Log-rank test and univariate and multivariate regression analyses showed that age, sex, and location of DIAM implantation did not significantly affect reoperation rate for 1-level LDH surgery. Reoperation rate was relatively higher in L5–6 compared with L4–5 and L3–4, but the difference was not significant (p = 0.415). In addition, survival time was not significantly different by age, sex, or location. However, in a previous study by Sur et al., the 4-year survivorship analysis of DIAM implantation in surgery for lumbar spinal stenosis and LDH showed the reoperation rate to be significantly higher in L5–6 compared with L4–5 (p < 0.01) [19]. Survival time also was significantly lower in L5–6 compared with L4–5 (p < 0.01). The conflicting result between our study and the study by Sur et al. is possibly due to the difference in pathology of lumbar spine diseases. In the present study, only 1-level LDH was targeted, whereas in the study by Sur et al., two types of degenerative lumbar diseases were targeted, including LDH and spinal stenosis, and included 2-level surgery [19]. Even when considering these differences, the decision to DIAM implantation when performing L5–6 LDH surgery should be carefully made [26,27,28,29,30,31,32,33,34,35]. In a previous study, the recurrence rate after lumbar discectomy only was reportedly high in patients < 50 years of age [5]. Apparently, high physical activity at a young age influences the recurrence of LDH. However, the results of our study are different from previous studies in which only lumbar discectomy was performed. Although statistically significant difference was not observed, the reoperation rate after discectomy and DIAM implantation in surgery for 1-level LDH was slightly higher in patients ≥50 years of age compared with < 50 years of age. Therefore, more in-depth follow-up studies are needed in which the effect of age on reoperation after DIAM surgery are investigated.
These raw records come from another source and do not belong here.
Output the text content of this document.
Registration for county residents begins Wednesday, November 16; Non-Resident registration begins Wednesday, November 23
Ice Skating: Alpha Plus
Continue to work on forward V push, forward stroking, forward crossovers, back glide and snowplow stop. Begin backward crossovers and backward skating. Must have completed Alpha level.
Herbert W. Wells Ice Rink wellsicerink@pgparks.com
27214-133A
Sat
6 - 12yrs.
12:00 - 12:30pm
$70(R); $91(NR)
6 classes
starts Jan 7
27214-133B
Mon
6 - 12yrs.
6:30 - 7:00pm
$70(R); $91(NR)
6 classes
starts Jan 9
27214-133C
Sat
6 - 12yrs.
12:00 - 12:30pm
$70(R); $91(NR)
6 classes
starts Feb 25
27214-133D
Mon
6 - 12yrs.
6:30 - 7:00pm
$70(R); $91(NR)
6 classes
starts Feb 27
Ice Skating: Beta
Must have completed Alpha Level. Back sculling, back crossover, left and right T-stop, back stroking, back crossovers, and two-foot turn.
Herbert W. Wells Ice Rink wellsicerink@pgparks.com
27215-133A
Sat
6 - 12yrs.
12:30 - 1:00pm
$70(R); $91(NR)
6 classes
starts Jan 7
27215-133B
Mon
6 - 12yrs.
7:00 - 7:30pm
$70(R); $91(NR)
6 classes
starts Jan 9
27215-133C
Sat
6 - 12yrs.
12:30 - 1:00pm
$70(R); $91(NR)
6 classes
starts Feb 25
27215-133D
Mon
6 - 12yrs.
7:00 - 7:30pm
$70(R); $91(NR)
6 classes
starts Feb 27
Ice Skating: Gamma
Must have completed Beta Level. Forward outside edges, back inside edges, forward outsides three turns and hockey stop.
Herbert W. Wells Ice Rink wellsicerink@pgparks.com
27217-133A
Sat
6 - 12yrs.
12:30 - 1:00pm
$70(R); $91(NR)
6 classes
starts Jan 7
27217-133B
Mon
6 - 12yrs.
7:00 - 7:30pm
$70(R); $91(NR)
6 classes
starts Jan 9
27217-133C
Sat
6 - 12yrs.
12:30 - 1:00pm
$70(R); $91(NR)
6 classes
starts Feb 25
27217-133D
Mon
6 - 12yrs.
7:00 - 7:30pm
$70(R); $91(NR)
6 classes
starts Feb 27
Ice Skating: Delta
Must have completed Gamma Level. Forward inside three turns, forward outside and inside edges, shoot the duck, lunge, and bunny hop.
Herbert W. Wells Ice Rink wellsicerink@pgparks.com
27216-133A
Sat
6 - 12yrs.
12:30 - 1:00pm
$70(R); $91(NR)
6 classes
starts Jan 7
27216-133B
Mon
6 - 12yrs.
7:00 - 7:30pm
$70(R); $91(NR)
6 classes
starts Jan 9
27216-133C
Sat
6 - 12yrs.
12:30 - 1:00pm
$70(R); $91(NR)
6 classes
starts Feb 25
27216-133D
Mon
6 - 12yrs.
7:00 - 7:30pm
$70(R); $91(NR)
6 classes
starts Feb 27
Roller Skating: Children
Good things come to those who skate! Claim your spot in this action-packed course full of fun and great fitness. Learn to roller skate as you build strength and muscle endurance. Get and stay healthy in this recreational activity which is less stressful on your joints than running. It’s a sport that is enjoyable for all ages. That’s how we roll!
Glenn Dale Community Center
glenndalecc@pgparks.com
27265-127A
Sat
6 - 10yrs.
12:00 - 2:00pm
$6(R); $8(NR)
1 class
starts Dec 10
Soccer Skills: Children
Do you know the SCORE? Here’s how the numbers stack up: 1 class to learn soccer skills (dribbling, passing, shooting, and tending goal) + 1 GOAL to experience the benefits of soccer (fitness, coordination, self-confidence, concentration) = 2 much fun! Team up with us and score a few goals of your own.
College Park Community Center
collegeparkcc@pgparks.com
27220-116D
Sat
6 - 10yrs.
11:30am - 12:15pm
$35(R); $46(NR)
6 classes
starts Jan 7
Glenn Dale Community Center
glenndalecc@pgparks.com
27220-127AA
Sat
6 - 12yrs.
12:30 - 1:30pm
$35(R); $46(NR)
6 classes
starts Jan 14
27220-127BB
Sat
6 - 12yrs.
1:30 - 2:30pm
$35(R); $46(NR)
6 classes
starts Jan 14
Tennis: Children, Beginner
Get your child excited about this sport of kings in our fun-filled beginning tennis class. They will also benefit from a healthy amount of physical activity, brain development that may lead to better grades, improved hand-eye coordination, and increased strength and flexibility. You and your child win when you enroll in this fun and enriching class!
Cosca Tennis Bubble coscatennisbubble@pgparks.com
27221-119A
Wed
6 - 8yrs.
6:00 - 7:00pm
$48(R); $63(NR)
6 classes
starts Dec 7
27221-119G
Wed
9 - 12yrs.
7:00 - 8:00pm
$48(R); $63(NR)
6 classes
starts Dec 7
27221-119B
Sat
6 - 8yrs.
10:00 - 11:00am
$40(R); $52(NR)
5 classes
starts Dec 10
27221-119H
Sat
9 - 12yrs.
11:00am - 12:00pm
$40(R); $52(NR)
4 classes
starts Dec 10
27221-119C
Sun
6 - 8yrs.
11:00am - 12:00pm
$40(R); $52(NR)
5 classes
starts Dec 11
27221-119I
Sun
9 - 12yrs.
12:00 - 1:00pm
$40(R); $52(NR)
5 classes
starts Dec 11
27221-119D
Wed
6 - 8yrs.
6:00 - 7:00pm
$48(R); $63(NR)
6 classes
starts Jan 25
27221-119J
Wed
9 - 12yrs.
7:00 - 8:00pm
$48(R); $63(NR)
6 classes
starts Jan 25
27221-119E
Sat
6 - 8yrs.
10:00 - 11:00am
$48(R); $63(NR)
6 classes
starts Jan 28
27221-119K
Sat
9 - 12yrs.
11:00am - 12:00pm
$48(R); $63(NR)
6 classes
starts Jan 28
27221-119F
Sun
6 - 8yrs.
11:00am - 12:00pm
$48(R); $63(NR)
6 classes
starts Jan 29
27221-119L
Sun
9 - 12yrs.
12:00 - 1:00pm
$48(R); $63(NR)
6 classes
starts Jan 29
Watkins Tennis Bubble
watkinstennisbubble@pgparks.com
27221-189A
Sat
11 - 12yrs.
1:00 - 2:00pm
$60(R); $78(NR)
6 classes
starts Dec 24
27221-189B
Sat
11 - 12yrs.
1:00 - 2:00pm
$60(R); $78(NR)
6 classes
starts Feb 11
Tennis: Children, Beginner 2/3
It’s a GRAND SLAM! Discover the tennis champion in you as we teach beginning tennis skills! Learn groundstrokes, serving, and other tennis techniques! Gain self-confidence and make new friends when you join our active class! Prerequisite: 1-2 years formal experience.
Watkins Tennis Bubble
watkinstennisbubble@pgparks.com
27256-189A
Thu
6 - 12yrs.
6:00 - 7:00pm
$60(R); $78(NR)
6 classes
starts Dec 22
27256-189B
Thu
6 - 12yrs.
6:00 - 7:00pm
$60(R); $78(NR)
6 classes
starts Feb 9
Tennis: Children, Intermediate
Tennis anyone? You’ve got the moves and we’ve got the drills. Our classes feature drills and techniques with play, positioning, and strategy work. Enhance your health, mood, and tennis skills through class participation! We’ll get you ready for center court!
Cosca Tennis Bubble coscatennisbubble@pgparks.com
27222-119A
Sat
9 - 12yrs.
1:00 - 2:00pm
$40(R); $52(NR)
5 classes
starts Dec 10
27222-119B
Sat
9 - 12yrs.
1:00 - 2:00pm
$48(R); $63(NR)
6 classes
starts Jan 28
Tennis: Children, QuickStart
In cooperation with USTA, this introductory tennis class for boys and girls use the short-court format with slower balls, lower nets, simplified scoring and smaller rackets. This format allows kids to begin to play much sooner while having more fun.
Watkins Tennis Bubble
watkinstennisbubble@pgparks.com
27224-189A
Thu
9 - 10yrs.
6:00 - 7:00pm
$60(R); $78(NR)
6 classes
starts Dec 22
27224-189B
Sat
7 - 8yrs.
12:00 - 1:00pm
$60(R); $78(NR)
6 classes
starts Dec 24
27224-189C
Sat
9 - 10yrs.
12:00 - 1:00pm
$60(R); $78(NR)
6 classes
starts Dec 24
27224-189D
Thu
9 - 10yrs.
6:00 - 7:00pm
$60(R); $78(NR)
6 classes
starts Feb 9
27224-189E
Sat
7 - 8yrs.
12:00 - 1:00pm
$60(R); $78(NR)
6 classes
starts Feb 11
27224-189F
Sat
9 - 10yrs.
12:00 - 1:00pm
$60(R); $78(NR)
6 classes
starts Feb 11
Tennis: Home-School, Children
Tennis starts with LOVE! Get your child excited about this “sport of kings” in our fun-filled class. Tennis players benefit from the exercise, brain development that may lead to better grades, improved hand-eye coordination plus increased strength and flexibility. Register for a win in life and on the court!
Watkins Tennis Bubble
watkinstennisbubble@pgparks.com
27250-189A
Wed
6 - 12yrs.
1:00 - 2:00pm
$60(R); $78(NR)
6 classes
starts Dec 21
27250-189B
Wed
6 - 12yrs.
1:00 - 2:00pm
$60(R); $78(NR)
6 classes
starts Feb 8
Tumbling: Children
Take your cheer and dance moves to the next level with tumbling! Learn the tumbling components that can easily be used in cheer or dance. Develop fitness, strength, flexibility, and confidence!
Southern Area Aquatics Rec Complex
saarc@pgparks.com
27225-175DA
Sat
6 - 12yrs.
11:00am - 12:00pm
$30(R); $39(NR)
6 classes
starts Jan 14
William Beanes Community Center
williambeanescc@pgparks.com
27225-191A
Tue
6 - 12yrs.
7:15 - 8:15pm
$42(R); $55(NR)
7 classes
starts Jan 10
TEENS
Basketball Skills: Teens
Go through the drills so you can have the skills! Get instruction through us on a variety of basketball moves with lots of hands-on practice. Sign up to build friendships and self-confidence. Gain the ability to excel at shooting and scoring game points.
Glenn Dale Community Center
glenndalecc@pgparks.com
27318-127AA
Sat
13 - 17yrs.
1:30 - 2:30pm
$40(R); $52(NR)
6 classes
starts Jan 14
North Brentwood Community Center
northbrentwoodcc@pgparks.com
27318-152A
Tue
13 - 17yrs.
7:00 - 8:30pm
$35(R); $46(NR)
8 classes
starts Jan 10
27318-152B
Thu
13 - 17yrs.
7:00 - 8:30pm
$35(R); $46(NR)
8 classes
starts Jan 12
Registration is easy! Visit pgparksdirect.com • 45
There are some limitations in the study. First, we did not include control group (lumbar disc herniation without interspinous device) in the study, which affects the conclusion of the study. Second, even though statistically not significant, survival rate and time were relatively lower at L5–6 compared to L4–5. So, careful consideration should be given the use of interspinous device to L5–6 level.

Conclusion

The present study showed that DIAM implantation significantly decreased reoperation rate for 1-level LDH in 15-year survivorship analysis. We suggest that DIAM implantation could be considered a useful intermediate step procedure in surgery for 1-level LDH. To the best of our knowledge, this is the longest follow-up study in which surgical outcomes of interspinous device surgery were reported to date.